During the time after we had departed Notre Dame, Gary and I had become separated as he visited a “Pharmacie” across the street from the Cathedral in search of some analgesics and an ice bag to ease the ankle swelling that he was continuing to experience.  Apparently he encountered such a language gap that he spent quite a bit more time there than he had anticipated, and completely lost track of the direction of the tour.  So he waited for me at the Pharmacie for about 30 minutes, after which time he gave up and headed back to the Neptune to recoup and regroup.  All this time I had been anxiously awaiting his return to the tour group, to the point where I even relieved Martin of the “lollipop” that all the land guides use as a homing beacon to retrieve their lost sheep.  I kept this emblem hoisted high above my head in the hope that he would find his way back to us, but it wasn’t meant to be…  That being said, I was just a trifle snarky when I returned to the ship, footsore and alone, to find him nicely ensconced in our stateroom.  (But I got over it once I had my shoes off and a chance to take a catnap!)
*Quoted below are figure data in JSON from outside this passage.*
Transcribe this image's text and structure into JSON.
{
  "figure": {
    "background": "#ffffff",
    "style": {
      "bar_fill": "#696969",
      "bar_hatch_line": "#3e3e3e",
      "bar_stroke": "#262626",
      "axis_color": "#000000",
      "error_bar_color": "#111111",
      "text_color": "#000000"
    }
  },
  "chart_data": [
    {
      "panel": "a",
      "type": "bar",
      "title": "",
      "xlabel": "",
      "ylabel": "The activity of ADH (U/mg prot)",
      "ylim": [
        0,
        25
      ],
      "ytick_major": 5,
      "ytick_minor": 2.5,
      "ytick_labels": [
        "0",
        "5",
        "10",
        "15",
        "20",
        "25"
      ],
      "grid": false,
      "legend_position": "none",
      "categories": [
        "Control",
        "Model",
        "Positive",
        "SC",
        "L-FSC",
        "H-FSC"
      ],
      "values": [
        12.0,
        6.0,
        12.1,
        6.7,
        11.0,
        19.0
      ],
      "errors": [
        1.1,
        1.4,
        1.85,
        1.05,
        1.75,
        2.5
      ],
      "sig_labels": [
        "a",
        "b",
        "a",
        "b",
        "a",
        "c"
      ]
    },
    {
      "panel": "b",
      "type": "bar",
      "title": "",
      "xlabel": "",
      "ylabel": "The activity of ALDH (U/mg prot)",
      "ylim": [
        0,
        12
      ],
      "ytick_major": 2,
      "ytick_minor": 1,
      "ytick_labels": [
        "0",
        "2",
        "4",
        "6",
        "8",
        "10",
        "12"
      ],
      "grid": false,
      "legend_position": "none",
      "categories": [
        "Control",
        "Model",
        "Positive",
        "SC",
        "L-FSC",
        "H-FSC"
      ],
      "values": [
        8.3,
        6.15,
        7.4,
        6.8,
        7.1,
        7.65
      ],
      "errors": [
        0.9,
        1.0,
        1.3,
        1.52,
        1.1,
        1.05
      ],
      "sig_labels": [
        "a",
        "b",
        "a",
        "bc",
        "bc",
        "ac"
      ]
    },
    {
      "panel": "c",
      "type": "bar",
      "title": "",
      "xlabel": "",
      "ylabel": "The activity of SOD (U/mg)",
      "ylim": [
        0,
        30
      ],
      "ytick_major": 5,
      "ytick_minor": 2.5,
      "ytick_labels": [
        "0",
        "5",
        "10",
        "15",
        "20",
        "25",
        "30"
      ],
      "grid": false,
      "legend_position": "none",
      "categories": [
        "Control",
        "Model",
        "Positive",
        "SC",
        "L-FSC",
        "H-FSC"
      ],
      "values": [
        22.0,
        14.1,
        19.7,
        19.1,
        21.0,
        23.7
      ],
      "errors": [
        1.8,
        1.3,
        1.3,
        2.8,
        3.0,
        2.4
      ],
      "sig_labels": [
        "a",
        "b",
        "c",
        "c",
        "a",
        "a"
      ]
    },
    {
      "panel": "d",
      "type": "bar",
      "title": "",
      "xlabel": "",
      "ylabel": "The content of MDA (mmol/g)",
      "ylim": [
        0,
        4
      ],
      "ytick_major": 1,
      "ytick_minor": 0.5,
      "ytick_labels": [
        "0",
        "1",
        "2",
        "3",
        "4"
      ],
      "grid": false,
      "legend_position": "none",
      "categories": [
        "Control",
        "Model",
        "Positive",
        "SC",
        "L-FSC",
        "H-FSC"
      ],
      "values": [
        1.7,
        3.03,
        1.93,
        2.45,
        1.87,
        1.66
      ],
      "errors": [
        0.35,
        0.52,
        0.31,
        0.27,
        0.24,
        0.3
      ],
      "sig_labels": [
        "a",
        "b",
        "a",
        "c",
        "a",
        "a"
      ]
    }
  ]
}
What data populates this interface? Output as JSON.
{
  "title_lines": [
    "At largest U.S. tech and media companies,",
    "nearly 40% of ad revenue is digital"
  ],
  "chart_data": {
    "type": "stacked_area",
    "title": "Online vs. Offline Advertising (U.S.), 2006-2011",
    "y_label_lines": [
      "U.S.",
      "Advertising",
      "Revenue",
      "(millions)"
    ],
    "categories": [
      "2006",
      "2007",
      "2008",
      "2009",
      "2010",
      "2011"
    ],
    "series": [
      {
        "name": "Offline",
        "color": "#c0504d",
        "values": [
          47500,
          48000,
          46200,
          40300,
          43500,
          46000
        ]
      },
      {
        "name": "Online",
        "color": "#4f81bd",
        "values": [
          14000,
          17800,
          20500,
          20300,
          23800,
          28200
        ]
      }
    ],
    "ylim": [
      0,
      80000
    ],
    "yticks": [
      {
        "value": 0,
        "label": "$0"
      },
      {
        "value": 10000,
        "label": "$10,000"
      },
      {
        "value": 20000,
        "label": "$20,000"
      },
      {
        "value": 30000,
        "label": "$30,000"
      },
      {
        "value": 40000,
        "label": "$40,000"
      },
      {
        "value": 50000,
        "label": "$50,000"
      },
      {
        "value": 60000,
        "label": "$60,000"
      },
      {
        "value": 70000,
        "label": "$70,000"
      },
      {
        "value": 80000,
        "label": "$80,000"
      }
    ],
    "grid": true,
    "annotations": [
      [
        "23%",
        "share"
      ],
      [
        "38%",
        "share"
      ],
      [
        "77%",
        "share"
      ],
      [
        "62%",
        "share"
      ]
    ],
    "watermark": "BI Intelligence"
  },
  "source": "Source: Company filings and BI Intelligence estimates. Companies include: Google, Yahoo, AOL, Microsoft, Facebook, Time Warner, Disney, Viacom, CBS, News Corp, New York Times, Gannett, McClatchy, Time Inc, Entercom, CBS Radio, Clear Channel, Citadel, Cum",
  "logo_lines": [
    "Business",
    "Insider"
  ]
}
We had been informed of a spectacular laser light show that is projected onto the façade of the Cathedral daily after dark, but the days exertions had taken their toll on both of us, so we crashed after dinner in anticipation of the early start we would be making for the pilgrimage to the landing beaches of D-Day.  Now, lest you think that retiring after dinner makes a couple of old fuddy-duddies, the final meal of the day on board ship starts at 7:00 p.m. at the earliest.  Add to that cosmopolitan hour the relaxed service and lots of interesting conversation with one’s shipmates, and you have the recipe for a 2½ hour dining experience!

So – apologies for the delay in posting this latest chapter.  Be assured that I will use the remainder of this precipitous day to catch up with the trek to Omaha Beach, and to do a little projecting of the (too) few days left to us on board the Neptune.

Till then – au revoir from the river Seine!